Dozens of young honey bees swirled and buzzed through the air on the warm, late June day. The two undergraduates, though, weren’t sure how to proceed. Collecting bees for research purposes isn’t covered in most classes.

UNC Greensboro’s Sara Rubio Correa and Erin Estes, a Northern Michigan University student visiting UNCG for the summer Math-Bio Research Experience for Undergraduates program, asked Professor of Biology Olav Rueppell for help.

Rueppell, who runs UNCG’s Social Insect Lab, was happy to demonstrate.

He eschewed the beekeeper’s hood and other protective gear and seemed oblivious to the dozens of bees swirling around him.
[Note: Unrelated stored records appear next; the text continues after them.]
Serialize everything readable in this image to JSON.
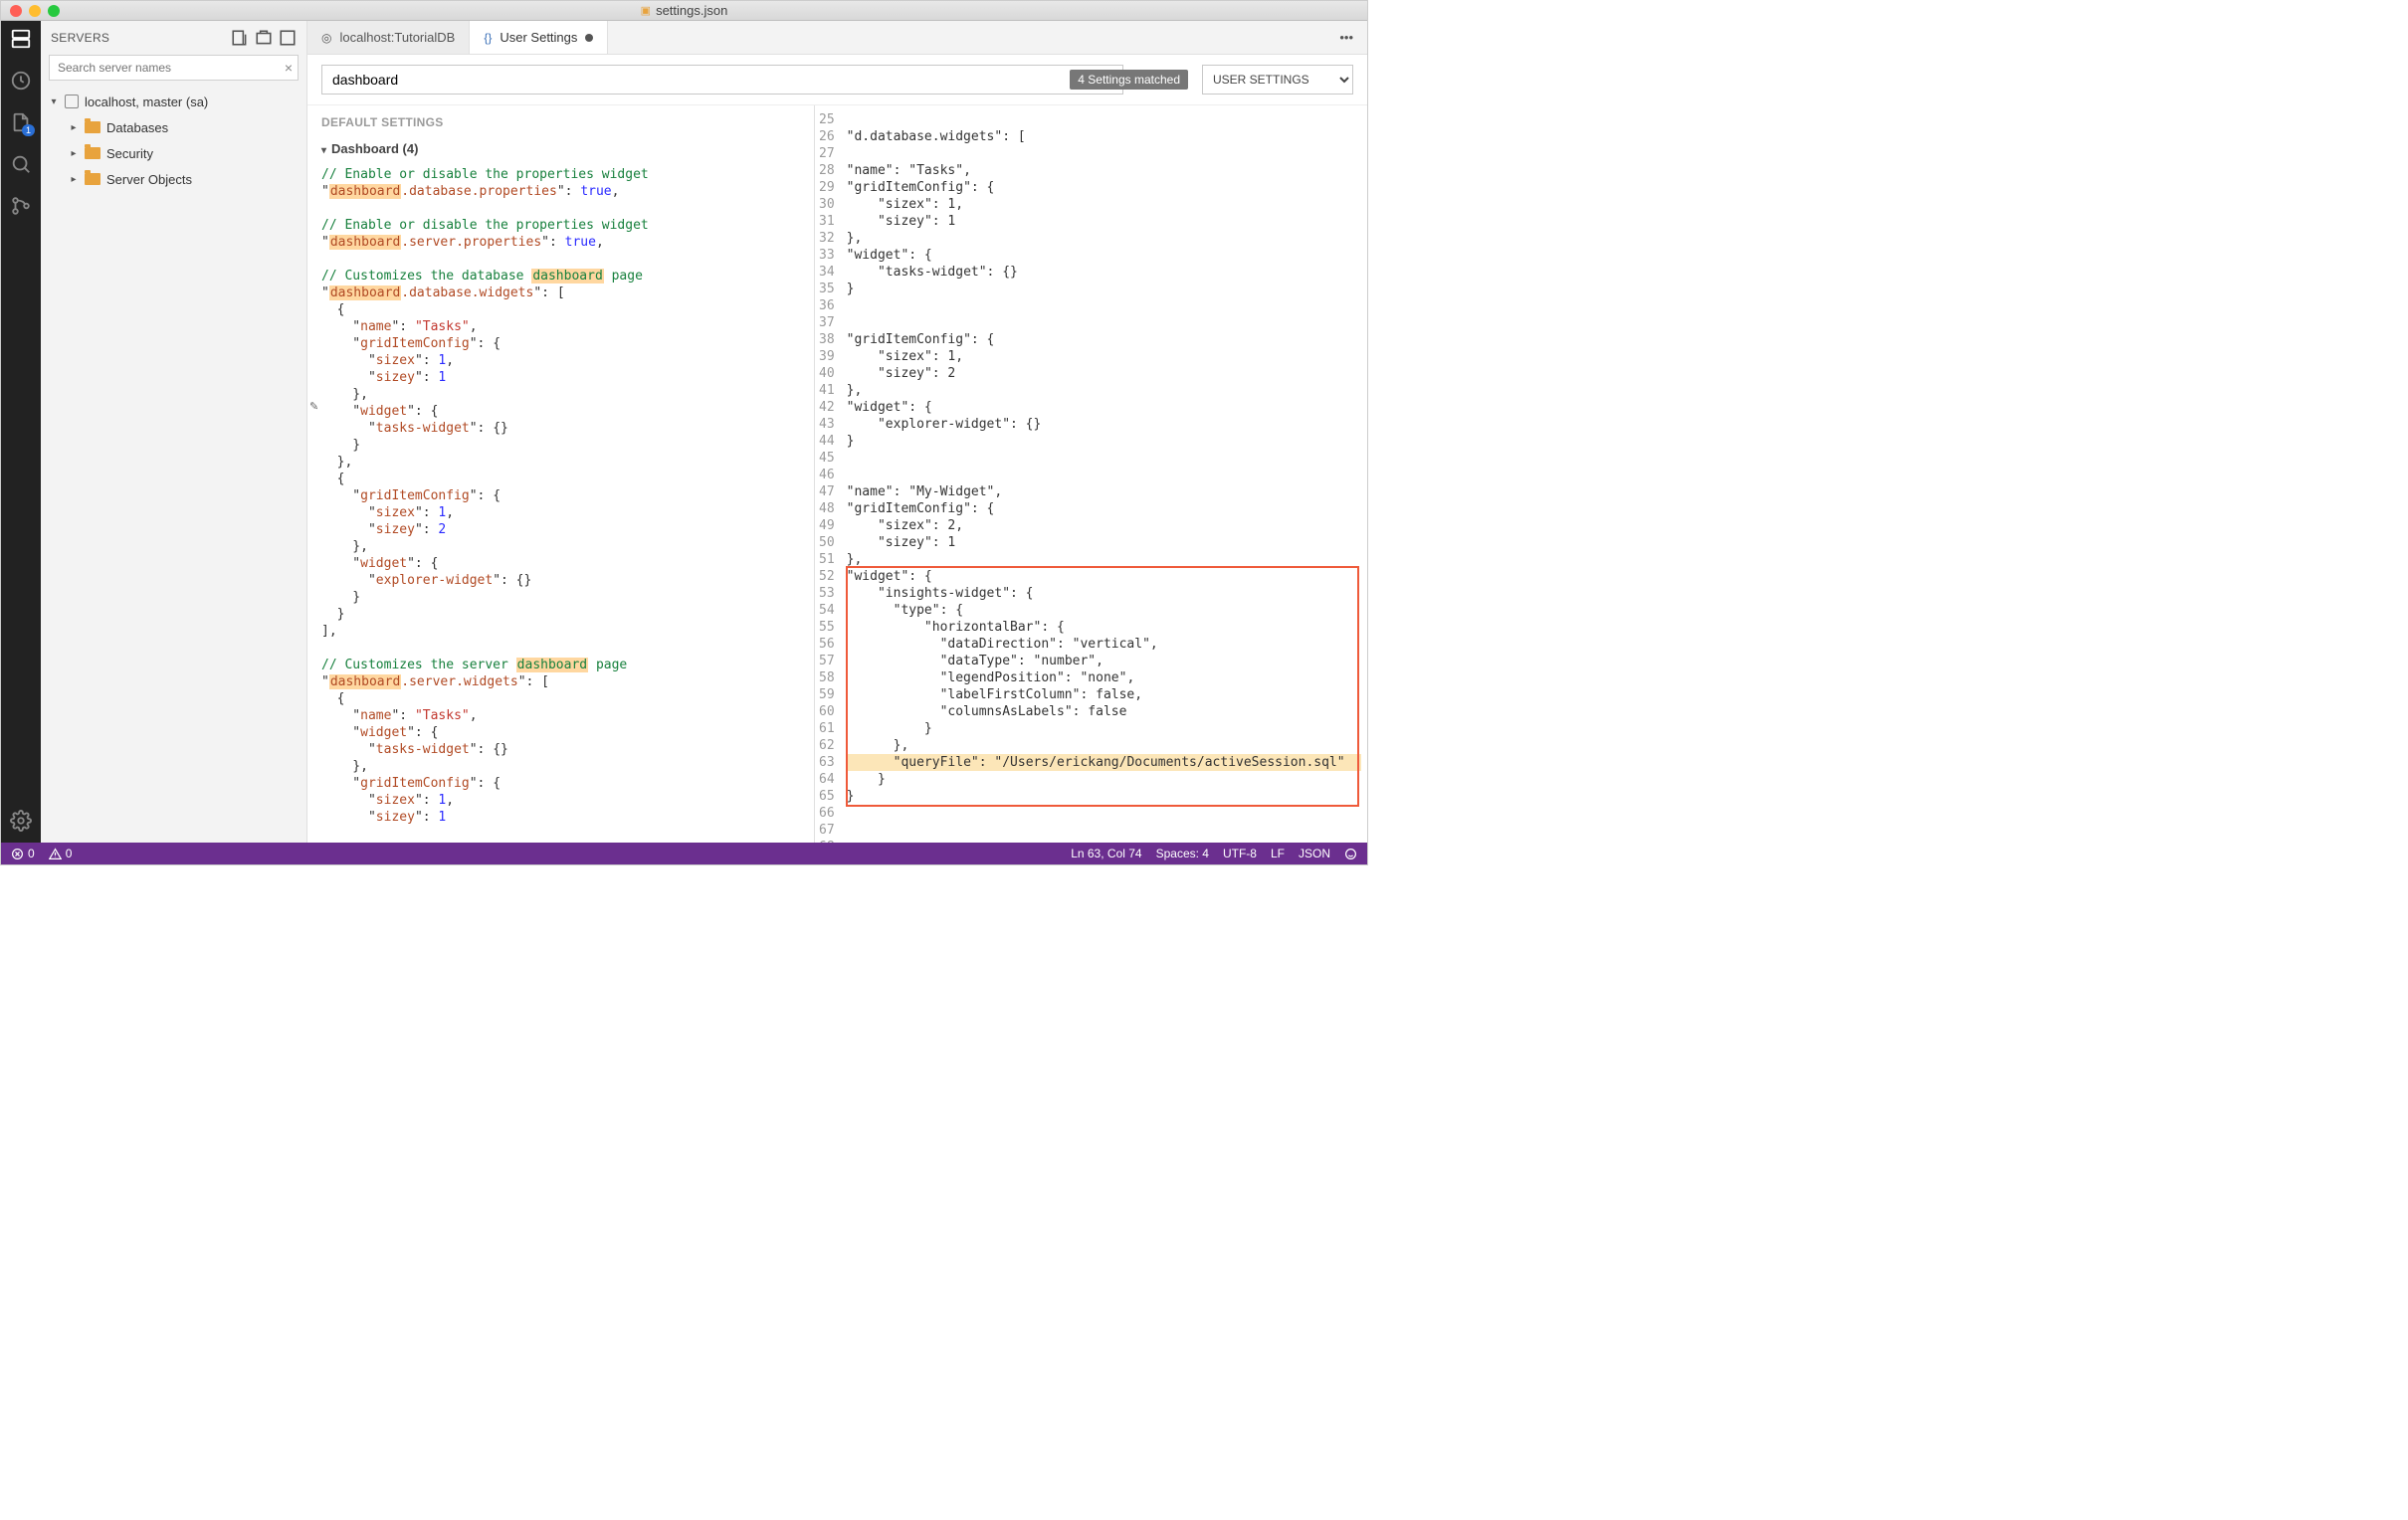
{
  "title": "settings.json",
  "sidebar": {
    "title": "SERVERS",
    "search_placeholder": "Search server names",
    "root": "localhost, master (sa)",
    "items": [
      "Databases",
      "Security",
      "Server Objects"
    ]
  },
  "tabs": [
    {
      "label": "localhost:TutorialDB",
      "icon": "globe-icon"
    },
    {
      "label": "User Settings",
      "icon": "braces-icon",
      "active": true,
      "dirty": true
    }
  ],
  "search": {
    "value": "dashboard",
    "matched": "4 Settings matched",
    "scope": "USER SETTINGS"
  },
  "left": {
    "section": "DEFAULT SETTINGS",
    "group": "Dashboard (4)"
  },
  "left_code": "// Enable or disable the properties widget\n\"dashboard.database.properties\": true,\n\n// Enable or disable the properties widget\n\"dashboard.server.properties\": true,\n\n// Customizes the database dashboard page\n\"dashboard.database.widgets\": [\n  {\n    \"name\": \"Tasks\",\n    \"gridItemConfig\": {\n      \"sizex\": 1,\n      \"sizey\": 1\n    },\n    \"widget\": {\n      \"tasks-widget\": {}\n    }\n  },\n  {\n    \"gridItemConfig\": {\n      \"sizex\": 1,\n      \"sizey\": 2\n    },\n    \"widget\": {\n      \"explorer-widget\": {}\n    }\n  }\n],\n\n// Customizes the server dashboard page\n\"dashboard.server.widgets\": [\n  {\n    \"name\": \"Tasks\",\n    \"widget\": {\n      \"tasks-widget\": {}\n    },\n    \"gridItemConfig\": {\n      \"sizex\": 1,\n      \"sizey\": 1",
  "right_start": 25,
  "right_lines": [
    "",
    "\"d.database.widgets\": [",
    "",
    "\"name\": \"Tasks\",",
    "\"gridItemConfig\": {",
    "    \"sizex\": 1,",
    "    \"sizey\": 1",
    "},",
    "\"widget\": {",
    "    \"tasks-widget\": {}",
    "}",
    "",
    "",
    "\"gridItemConfig\": {",
    "    \"sizex\": 1,",
    "    \"sizey\": 2",
    "},",
    "\"widget\": {",
    "    \"explorer-widget\": {}",
    "}",
    "",
    "",
    "\"name\": \"My-Widget\",",
    "\"gridItemConfig\": {",
    "    \"sizex\": 2,",
    "    \"sizey\": 1",
    "},",
    "\"widget\": {",
    "    \"insights-widget\": {",
    "      \"type\": {",
    "          \"horizontalBar\": {",
    "            \"dataDirection\": \"vertical\",",
    "            \"dataType\": \"number\",",
    "            \"legendPosition\": \"none\",",
    "            \"labelFirstColumn\": false,",
    "            \"columnsAsLabels\": false",
    "          }",
    "      },",
    "      \"queryFile\": \"/Users/erickang/Documents/activeSession.sql\"",
    "    }",
    "}",
    "",
    "",
    ""
  ],
  "status": {
    "errors": "0",
    "warnings": "0",
    "lncol": "Ln 63, Col 74",
    "spaces": "Spaces: 4",
    "encoding": "UTF-8",
    "eol": "LF",
    "lang": "JSON"
  }
}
Young bees like this, it turns out, rarely sting.

Photo of researchers working at beeyard

Postdoctoral researchers Kaira Wagoner and Esmaeil Amiri work at UNCG’s beeyard.
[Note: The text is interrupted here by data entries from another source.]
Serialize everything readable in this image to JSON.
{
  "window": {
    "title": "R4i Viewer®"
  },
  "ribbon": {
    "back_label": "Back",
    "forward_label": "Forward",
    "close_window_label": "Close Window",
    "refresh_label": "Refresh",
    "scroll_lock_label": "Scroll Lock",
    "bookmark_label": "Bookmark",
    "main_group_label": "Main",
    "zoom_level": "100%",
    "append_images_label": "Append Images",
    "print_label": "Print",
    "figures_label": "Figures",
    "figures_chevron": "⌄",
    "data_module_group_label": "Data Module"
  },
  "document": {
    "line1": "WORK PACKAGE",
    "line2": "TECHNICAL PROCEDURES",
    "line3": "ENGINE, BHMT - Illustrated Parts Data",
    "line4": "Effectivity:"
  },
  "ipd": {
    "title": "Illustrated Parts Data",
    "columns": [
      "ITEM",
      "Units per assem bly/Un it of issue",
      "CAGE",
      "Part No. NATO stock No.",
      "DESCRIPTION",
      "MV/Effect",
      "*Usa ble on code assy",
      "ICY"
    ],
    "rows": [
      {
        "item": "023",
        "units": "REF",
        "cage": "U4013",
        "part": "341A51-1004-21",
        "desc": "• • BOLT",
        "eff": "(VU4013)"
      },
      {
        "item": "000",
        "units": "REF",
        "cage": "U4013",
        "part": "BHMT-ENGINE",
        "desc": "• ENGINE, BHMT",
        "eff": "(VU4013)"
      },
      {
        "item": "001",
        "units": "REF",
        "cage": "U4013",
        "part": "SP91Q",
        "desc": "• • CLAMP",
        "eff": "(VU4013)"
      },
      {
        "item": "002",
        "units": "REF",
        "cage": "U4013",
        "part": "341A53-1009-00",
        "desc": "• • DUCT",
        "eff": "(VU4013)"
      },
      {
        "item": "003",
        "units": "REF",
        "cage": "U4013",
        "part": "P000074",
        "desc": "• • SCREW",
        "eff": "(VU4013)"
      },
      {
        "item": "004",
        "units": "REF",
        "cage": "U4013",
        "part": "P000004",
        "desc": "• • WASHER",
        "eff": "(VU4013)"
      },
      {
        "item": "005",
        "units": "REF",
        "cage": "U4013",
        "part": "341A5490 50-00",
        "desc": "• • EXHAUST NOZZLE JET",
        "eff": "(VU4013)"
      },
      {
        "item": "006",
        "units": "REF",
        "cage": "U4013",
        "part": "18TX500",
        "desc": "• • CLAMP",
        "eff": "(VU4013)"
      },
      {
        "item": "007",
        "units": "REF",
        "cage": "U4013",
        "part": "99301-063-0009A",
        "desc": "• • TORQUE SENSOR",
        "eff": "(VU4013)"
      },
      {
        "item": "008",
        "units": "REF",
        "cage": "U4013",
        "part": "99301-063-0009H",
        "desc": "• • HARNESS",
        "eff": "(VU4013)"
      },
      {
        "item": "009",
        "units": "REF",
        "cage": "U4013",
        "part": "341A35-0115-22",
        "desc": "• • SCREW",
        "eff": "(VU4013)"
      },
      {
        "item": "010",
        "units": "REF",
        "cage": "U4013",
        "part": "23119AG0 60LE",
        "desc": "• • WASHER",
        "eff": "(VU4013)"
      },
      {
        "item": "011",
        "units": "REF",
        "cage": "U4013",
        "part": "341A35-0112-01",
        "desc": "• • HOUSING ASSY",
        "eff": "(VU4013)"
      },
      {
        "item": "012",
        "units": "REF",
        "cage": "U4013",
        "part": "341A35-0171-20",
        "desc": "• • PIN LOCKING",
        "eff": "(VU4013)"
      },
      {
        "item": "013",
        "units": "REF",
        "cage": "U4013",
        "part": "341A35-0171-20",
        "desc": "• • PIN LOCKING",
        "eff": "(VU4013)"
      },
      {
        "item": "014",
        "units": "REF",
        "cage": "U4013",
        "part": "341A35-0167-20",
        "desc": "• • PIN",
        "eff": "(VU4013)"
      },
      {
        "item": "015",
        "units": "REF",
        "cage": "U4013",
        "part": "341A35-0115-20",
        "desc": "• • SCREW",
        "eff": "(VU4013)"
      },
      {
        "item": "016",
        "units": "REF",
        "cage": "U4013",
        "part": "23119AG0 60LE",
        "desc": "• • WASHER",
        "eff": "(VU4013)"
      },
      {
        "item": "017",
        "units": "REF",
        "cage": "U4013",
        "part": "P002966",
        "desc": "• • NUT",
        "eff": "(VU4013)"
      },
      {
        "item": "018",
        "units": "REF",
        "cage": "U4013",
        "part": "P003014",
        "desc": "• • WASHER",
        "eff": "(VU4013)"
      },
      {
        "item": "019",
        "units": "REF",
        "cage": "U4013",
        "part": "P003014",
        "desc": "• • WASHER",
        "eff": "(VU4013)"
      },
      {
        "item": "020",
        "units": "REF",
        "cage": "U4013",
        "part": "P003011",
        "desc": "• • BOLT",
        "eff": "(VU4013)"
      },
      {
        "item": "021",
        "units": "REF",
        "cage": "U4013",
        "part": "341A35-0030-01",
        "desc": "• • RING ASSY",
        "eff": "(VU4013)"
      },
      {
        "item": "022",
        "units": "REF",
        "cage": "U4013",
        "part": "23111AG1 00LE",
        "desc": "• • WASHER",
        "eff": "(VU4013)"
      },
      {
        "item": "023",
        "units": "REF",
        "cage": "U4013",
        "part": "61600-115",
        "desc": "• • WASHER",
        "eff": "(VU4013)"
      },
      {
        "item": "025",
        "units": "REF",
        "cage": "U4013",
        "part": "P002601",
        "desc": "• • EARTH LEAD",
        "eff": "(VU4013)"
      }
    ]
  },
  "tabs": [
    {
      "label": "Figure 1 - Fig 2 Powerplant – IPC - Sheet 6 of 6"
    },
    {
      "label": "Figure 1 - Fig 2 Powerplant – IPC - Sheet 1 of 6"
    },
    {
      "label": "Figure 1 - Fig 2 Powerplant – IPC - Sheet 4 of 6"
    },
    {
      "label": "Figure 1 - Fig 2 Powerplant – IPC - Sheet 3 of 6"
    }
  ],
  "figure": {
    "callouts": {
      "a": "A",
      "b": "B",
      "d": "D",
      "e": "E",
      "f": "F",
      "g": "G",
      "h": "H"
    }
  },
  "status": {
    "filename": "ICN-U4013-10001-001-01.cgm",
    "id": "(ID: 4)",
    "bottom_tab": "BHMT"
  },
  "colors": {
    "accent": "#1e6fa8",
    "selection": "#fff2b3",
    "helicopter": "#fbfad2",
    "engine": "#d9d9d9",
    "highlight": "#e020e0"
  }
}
Moving briskly, he collected several cups of bees for the two students to take back to the lab.

The bees were headed inside to be sedated and then studied – all part of PhD student Shilpi Bhatia’s research to better understand if some strains of honey bees are more virus-resistant than others.

The virus resistance project is one of several studies underway in Rueppell’s lab, where he and more than a dozen undergraduate and graduate students are working to better understand how honey bee genetics, behavior and health fit together.

Rueppell and his team are interested in fundamental biological problems, such as how genes influence behavior. Honey bees, which are social insects, had their genome fully sequenced more than 10 years ago, and so are a good organism for this kind of research. The insights gained can be translated to other organisms, from ants to human beings.

Additionally, Rueppell believes that by better understanding how genetics and the environment interact in honey bees, he and other researchers may be able to help beekeepers keep their hives healthier, and therefore help us all – honey bees are critical for our food supply.